We must also look ahead. The global economy is rapidly digitalising and greening. For SA these are opportunities to leapfrog old models. But if digital expansion excludes rural communities or if the green transition abandons coal-dependent towns, inclusion will remain a slogan. Instead, we should invest in digital skills from primary school, support youth-led innovation and ensure that communities dependent on old industries are helped to transition into new ones. Empowerment here should mean creating entire new sectors, be it in renewable energy, agro-processing or digital services, that offer jobs and growth. Real empowerment is measured by industries built and opportunities created, not by symbolic transactions. 

Fortunately, the constitution provides the compass. Section 1 affirms nonracialism, nonsexism and human dignity as founding values. Section 9 allows remedial measures but insists they be rational and fair. Section 22 guarantees freedom of trade, occupation and profession. Together these provisions envision a society where opportunity is broad, merit is rewarded and dignity is respected. Policies that entrench elite privilege, stifle entrepreneurship or perpetuate racial division betray that vision. Policies that build skills, broaden ownership and unlock youth potential give it life. 

We stand at an intersection where some argue for harsher quotas and deeper regulation and others argue for deregulation at any cost. Both extremes miss the point. The real path forward is a cautious reformism that aligns business incentives with constitutional values. Pragmatism, not ideology, must drive our economic reforms. 

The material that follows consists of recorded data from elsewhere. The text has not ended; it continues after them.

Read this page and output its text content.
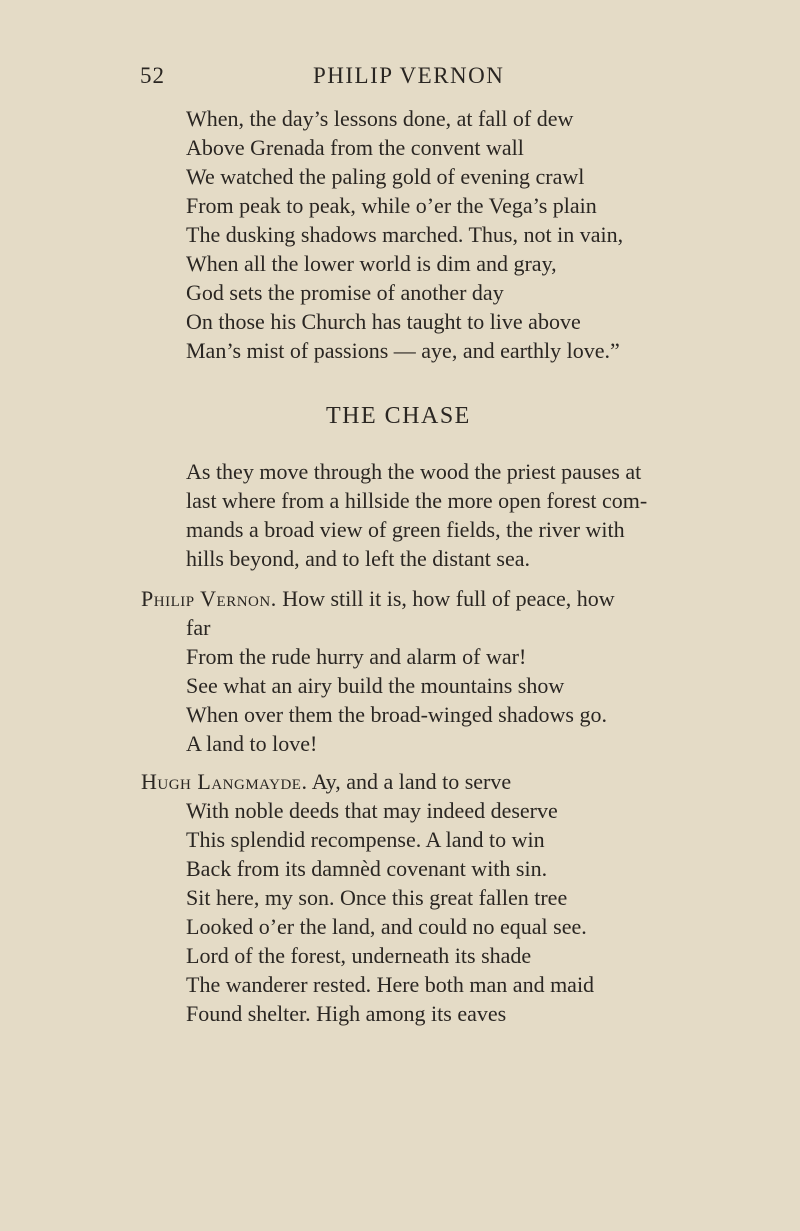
52	PHILIP VERNON
When, the day’s lessons done, at fall of dew
Above Grenada from the convent wall
We watched the paling gold of evening crawl
From peak to peak, while o’er the Vega’s plain
The dusking shadows marched. Thus, not in vain,
When all the lower world is dim and gray,
God sets the promise of another day
On those his Church has taught to live above
Man’s mist of passions — aye, and earthly love.”
THE CHASE
As they move through the wood the priest pauses at
last where from a hillside the more open forest com-
mands a broad view of green fields, the river with
hills beyond, and to left the distant sea.
Philip Vernon. How still it is, how full of peace, how
far
From the rude hurry and alarm of war!
See what an airy build the mountains show
When over them the broad-winged shadows go.
A land to love!
Hugh Langmayde. Ay, and a land to serve
With noble deeds that may indeed deserve
This splendid recompense. A land to win
Back from its damnèd covenant with sin.
Sit here, my son. Once this great fallen tree
Looked o’er the land, and could no equal see.
Lord of the forest, underneath its shade
The wanderer rested. Here both man and maid
Found shelter. High among its eaves
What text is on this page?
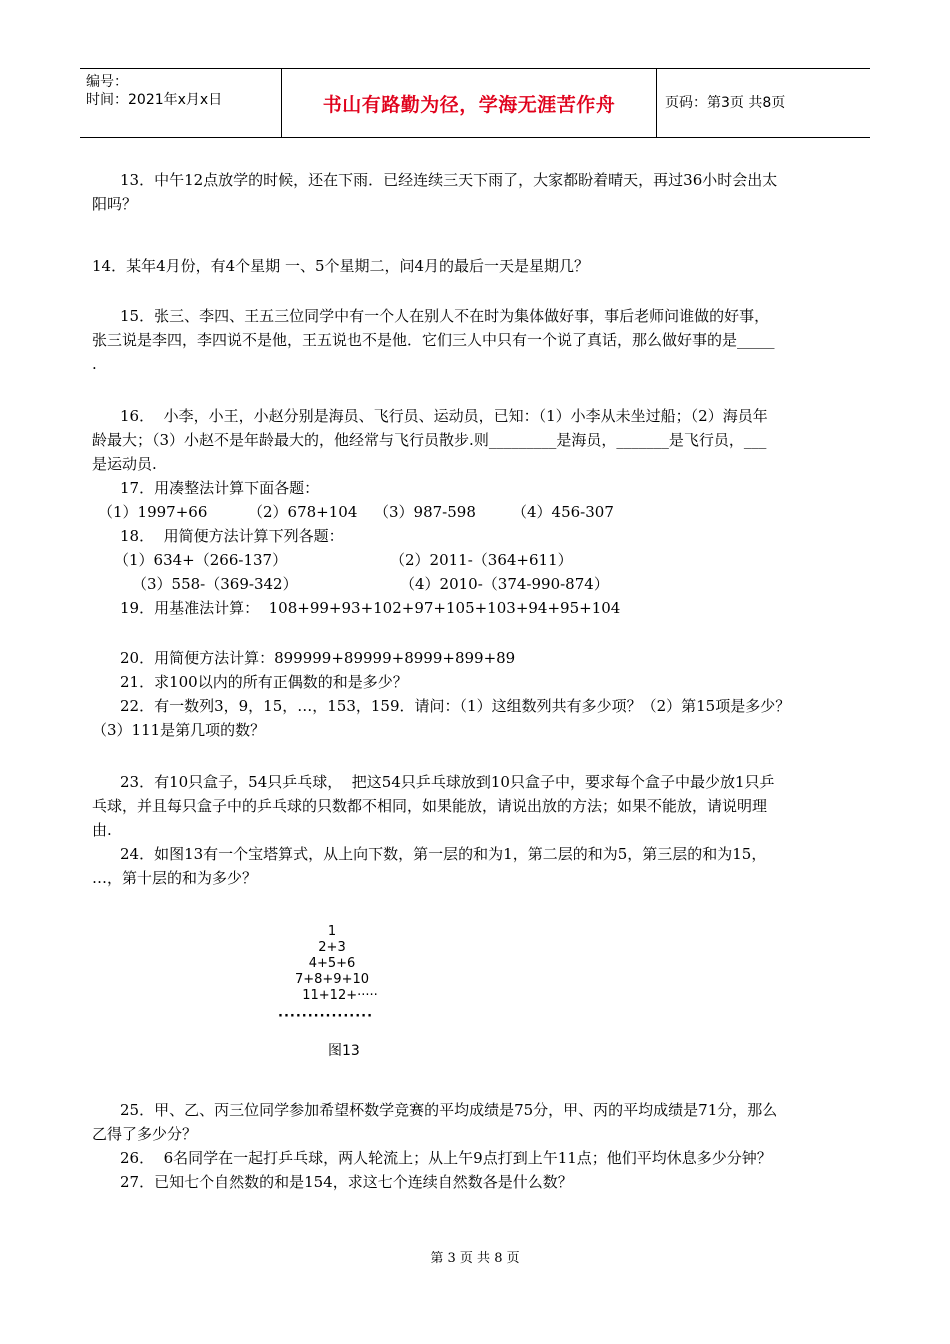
编号：
时间：2021年x月x日	书山有路勤为径，学海无涯苦作舟	页码：第3页 共8页

13．中午12点放学的时候，还在下雨．已经连续三天下雨了，大家都盼着晴天，再过36小时会出太

阳吗？

14．某年4月份，有4个星期 一、5个星期二，问4月的最后一天是星期几？

15．张三、李四、王五三位同学中有一个人在别人不在时为集体做好事，事后老师问谁做的好事，

张三说是李四，李四说不是他，王五说也不是他．它们三人中只有一个说了真话，那么做好事的是_____

.

16．  小李，小王，小赵分别是海员、飞行员、运动员，已知：（1）小李从未坐过船；（2）海员年

龄最大；（3）小赵不是年龄最大的，他经常与飞行员散步.则_________是海员，_______是飞行员，___

是运动员.

17．用凑整法计算下面各题：

（1）1997+66	（2）678+104	（3）987-598	（4）456-307

18．  用简便方法计算下列各题：

（1）634+（266-137）	（2）2011-（364+611）
（3）558-（369-342）	（4）2010-（374-990-874）

19．用基准法计算：  108+99+93+102+97+105+103+94+95+104

20．用简便方法计算：899999+89999+8999+899+89

21．求100以内的所有正偶数的和是多少？

22．有一数列3，9，15，…，153，159．请问：（1）这组数列共有多少项？（2）第15项是多少？

（3）111是第几项的数？

23．有10只盒子，54只乒乓球，  把这54只乒乓球放到10只盒子中，要求每个盒子中最少放1只乒

乓球，并且每只盒子中的乒乓球的只数都不相同，如果能放，请说出放的方法；如果不能放，请说明理

由.

24．如图13有一个宝塔算式，从上向下数，第一层的和为1，第二层的和为5，第三层的和为15，

…，第十层的和为多少？

1
2+3
4+5+6
7+8+9+10
11+12+·····
················
图13

25．甲、乙、丙三位同学参加希望杯数学竞赛的平均成绩是75分，甲、丙的平均成绩是71分，那么

乙得了多少分？

26．  6名同学在一起打乒乓球，两人轮流上；从上午9点打到上午11点；他们平均休息多少分钟？

27．已知七个自然数的和是154，求这七个连续自然数各是什么数？

第 3 页 共 8 页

Ultimately, the central challenge is one of values. SA’s transition to democracy in 1994 was about more than changing laws and institutions. It was about transforming society’s ethos. We aspired to build a “good society” grounded in good values, a society that is not only nonracial and nonsexist but also genuinely fair, transparent and compassionate. In the political realm, this meant a commitment to human rights and accountable government. In the economic realm, it must mean businesses becoming partners in social progress. 

To achieve it, our boardrooms must lead with values as much as with balance sheets. Profit with purpose, transformation with integrity and growth with fairness. This is the deal SA’s youth deserve. 

• Joosub is manager: constitutional advancement at the FW de Klerk Foundation.